Wait, don’t we all do that?
Well, most of us. There actually are some folks on the fringe who claim they’re Christian, but it turns out they don’t believe in Christ. Or they’ve mangled his teachings so bad, they’ve basically nullified them all. Or instead of Jesus, they believe in Historical Jesus, but ironically their idea of Historical Jesus is total fiction. Or they like Jesus a whole lot, but in practice they follow Deepak Chopra more. They assume they’re Christian because they were baptized Christian, but they’ve never really followed Jesus, and there are a lot of fake Christians out there.
Fundamentalism is meant to be the antidote. Capital-F Fundamentalists are pretty sure there are churches who don’t recognize Jesus as Lord and God. Don’t believe God’s a trinity. Can’t believe Jesus was born of a virgin, raised from the dead, or is coming back. Don’t trust the bible. Don’t really trust Jesus to save them; they gotta merit salvation with their good karma.
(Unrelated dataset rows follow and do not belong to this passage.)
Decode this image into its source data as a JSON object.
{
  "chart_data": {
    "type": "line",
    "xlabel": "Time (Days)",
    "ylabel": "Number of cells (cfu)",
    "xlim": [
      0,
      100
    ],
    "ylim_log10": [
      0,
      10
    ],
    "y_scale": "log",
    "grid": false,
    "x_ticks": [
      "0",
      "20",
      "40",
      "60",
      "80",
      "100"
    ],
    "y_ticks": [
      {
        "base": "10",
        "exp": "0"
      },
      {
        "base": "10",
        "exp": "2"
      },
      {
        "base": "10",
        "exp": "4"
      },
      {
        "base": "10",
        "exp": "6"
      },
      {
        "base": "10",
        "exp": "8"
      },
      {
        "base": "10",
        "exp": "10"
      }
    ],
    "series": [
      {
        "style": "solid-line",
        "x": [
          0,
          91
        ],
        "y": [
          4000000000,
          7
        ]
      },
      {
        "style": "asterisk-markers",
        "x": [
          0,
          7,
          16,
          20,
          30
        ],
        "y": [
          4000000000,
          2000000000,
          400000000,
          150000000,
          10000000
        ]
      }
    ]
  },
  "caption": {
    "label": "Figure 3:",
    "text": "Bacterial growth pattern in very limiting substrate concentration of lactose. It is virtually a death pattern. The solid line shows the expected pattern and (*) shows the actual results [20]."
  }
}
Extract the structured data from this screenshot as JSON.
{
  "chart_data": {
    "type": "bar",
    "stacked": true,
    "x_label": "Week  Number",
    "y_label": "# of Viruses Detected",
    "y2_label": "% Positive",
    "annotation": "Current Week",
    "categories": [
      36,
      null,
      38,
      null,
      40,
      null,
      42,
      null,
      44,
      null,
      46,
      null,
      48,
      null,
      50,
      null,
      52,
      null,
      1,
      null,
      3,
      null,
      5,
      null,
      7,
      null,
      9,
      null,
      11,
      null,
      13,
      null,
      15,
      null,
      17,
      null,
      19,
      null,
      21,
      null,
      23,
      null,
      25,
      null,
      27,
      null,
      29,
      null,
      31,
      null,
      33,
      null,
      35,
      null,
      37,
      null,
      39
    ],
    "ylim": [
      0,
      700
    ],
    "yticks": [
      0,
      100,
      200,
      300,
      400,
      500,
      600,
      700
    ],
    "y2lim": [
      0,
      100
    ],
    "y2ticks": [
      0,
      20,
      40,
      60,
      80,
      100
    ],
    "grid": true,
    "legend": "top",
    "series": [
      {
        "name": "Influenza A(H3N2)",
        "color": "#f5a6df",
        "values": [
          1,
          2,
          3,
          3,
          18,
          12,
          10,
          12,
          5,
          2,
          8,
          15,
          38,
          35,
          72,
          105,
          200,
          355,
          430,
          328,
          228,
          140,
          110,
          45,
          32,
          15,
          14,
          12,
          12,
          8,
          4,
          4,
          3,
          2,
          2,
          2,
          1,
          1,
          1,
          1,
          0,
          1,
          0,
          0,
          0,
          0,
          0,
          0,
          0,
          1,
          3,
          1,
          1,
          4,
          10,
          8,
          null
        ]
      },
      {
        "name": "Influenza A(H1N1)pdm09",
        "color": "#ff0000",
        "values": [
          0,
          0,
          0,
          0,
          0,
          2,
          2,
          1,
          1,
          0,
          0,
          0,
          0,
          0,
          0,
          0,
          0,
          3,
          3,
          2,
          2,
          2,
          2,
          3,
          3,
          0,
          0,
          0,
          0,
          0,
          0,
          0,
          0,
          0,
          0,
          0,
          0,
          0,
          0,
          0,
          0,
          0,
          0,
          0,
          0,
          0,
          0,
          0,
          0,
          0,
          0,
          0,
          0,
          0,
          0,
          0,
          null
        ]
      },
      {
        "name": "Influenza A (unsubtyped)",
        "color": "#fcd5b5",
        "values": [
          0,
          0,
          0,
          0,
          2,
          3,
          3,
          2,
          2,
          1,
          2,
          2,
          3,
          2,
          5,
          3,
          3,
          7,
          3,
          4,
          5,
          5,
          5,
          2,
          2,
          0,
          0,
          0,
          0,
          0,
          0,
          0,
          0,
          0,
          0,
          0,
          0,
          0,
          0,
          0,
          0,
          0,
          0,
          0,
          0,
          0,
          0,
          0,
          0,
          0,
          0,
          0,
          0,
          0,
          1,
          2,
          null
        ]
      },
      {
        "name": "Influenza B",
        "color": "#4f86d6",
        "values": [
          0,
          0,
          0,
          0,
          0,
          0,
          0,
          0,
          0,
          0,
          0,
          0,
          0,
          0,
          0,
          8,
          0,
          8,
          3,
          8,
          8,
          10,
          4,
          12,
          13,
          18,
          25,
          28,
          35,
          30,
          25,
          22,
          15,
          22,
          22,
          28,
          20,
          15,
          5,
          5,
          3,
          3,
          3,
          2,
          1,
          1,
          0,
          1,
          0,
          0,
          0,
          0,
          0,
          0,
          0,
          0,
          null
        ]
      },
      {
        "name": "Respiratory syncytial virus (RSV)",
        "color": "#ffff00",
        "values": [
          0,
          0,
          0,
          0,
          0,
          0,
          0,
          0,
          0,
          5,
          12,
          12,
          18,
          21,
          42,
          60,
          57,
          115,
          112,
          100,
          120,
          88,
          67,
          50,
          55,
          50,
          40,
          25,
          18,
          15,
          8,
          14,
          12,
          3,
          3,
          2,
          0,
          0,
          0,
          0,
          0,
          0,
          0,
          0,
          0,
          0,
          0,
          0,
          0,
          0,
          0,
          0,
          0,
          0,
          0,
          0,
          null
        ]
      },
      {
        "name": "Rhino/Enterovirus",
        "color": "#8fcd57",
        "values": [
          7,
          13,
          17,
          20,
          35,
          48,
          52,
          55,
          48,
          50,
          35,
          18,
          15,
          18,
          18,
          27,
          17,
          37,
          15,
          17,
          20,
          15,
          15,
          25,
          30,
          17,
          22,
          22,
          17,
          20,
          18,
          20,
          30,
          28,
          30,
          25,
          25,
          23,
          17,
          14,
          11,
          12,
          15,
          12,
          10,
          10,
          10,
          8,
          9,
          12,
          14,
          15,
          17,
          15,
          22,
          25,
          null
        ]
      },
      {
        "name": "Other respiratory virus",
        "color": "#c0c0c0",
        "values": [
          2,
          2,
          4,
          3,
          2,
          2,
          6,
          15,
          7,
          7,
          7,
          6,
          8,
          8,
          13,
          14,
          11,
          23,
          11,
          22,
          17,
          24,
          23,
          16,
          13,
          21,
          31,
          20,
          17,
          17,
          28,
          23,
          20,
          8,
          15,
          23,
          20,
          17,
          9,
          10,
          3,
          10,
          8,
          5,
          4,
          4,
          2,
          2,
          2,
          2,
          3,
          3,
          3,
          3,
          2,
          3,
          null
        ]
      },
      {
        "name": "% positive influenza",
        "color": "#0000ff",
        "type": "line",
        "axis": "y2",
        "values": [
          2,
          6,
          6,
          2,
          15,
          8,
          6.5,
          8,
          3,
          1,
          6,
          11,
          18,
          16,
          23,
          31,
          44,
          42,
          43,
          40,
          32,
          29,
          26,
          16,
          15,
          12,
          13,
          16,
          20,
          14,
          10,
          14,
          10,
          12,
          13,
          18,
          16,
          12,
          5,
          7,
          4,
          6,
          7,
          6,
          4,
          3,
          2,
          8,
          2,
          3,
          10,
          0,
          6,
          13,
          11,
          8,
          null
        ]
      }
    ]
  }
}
In contrast, they have fundamental truths, and require them of all their members.
Which “fundamental truths?” You know, the basics. Stuff which defines orthodox Christianity. Stuff you find in the Apostles Creed, plus a few other things like the bible’s authority. Fundamentalists worry these ground-floor ideas have been compromised in too many churches, among too many Christians. They want no part of any Christianity which won’t defend ’em. Real Christians embrace the fundamentals.
So it’s not wrong to say fundamentalism is conservative. The very definition of conservatism is to point backwards to the tried-and-true as our objective standards.
Here’s the catch; here’s why Christians and pagans alike are confused as to what a Fundamentalist is: Not every conservative is pointing back to the same past.
Me, I point back to the first-century apostolic church of Christ Jesus. Or to the creeds which the ancient Christians sorted out. Sometimes to the beginnings of my own denomination.
And another is pointing back to “the way we’ve always done things.” Which really means the way they remember they’ve always done things; some of those traditions only go back 20 or 40 years. Or two generations. Or a century, like my denomination. The Pharisees’ “tradition of the elders” only extended back about 50 years before Jesus began to critique it. Hardly that ancient.
Way too many of these traditions date back… to the upper-class customs of the American South during the Jim Crow segregationist era. In other words, not pointing to Christianity at all, but a particularly heinous form of Christianism, which they remember fondly only because it wasn’t persecuting them.
That is the form of fundamentalism I object to. Not the folks who wanna keep Christianity orthodox, who wanna make sure we follow Jesus, know our bibles, believe the right things, and do good deeds for the right reasons. I’m all for that. I’m not for the false religion of conforming to a social standard which only appears moral, and is really patriarchy, racism, earthly power, control, greed, and hypocrisy.